Original author: a16zProtocol Specialist Porter Smith
Compilation of the original text: The Way of DeFi
Compilation of the original text: The Way of DeFi
Typically, token models include a single-purpose token design, i.e. a governance token that conveys voting rights.
Will this change?
Future token designs may choose to blend economics, governance, and utility rights, opening up a new design space. How can this be done?
For many tokens, specific economic rights are embedded from the outset. But not all tokens have this feature (and neither do many NFTs). Going forward, token holders may wish to receive their share of economic benefits directly.
There are different ways to do this. One is to create a secondary insurance pool that supports the protocol behind a primary insurance pool denominated in a stablecoin.
The primary insurance pool is based on stablecoins, and the secondary insurance pool is based on native tokens.
Users can stake their tokens into the secondary pool and receive stablecoin yields in return. In the event of any shortfall, these tokens will be used to recapitalize the protocol beyond what is not covered by the main insurance pool.
You can also add protocol-specific utility functions. There are infinite ways of expression possible here, the only practical limit is the creativity of the community and the practicality of the use cases.
An example of DeFi might be the use of native tokens to align incentives in debt auctions, where participants who hold native tokens receive a discount on their winning bid.
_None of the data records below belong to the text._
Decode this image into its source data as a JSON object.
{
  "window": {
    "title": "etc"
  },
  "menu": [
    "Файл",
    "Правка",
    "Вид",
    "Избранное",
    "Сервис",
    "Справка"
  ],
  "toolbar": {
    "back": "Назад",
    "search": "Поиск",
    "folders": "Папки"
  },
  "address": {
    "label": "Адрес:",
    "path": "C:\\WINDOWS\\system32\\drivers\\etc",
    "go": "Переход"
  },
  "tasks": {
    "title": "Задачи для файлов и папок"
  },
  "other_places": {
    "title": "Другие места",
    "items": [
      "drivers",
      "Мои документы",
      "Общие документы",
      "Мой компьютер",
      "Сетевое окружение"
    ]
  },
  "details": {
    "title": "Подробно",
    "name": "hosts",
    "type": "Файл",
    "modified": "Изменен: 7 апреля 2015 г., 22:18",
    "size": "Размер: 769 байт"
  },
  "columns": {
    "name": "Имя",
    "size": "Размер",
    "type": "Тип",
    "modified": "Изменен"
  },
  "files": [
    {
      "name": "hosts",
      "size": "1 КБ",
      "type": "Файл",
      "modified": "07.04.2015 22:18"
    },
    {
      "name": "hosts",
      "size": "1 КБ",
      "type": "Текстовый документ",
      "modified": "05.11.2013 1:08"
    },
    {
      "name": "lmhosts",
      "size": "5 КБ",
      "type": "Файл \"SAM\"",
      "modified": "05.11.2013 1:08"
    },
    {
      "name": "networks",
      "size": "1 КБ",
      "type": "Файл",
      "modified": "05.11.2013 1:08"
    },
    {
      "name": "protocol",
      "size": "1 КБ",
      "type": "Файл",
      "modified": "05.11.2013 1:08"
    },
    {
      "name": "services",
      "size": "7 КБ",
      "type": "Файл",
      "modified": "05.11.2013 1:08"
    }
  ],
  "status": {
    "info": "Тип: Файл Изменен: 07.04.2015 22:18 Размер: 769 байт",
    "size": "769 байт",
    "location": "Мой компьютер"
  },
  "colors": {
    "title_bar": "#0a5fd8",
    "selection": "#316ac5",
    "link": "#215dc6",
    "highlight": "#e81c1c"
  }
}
A second example involves integrating aspects of NFT rights into traditional fungible tokens: considering prioritization of access to new community initiatives, providing better economic incentives for certain actions, etc.@BoredApeYCThe NFT community is already doing the opposite. by
Take the APE airdrop as an example, which gives new rights to NFT holders. Can't this also happen in reverse? NFT airdrop -> token holders.
A different design approach is to have vesting pools for active voters and delegates. We often forget that ordinary token holders and delegates are two new classes of stakeholders who should be financially incentivized to contribute just like other contributors.
Alternatively, token holders may expect dynamic governance rights that also give them financial rewards. In addition to voting on each proposal through a referendum, token holders can also delegate and earn vested tokens based on the protocol’s 24-month financial performance.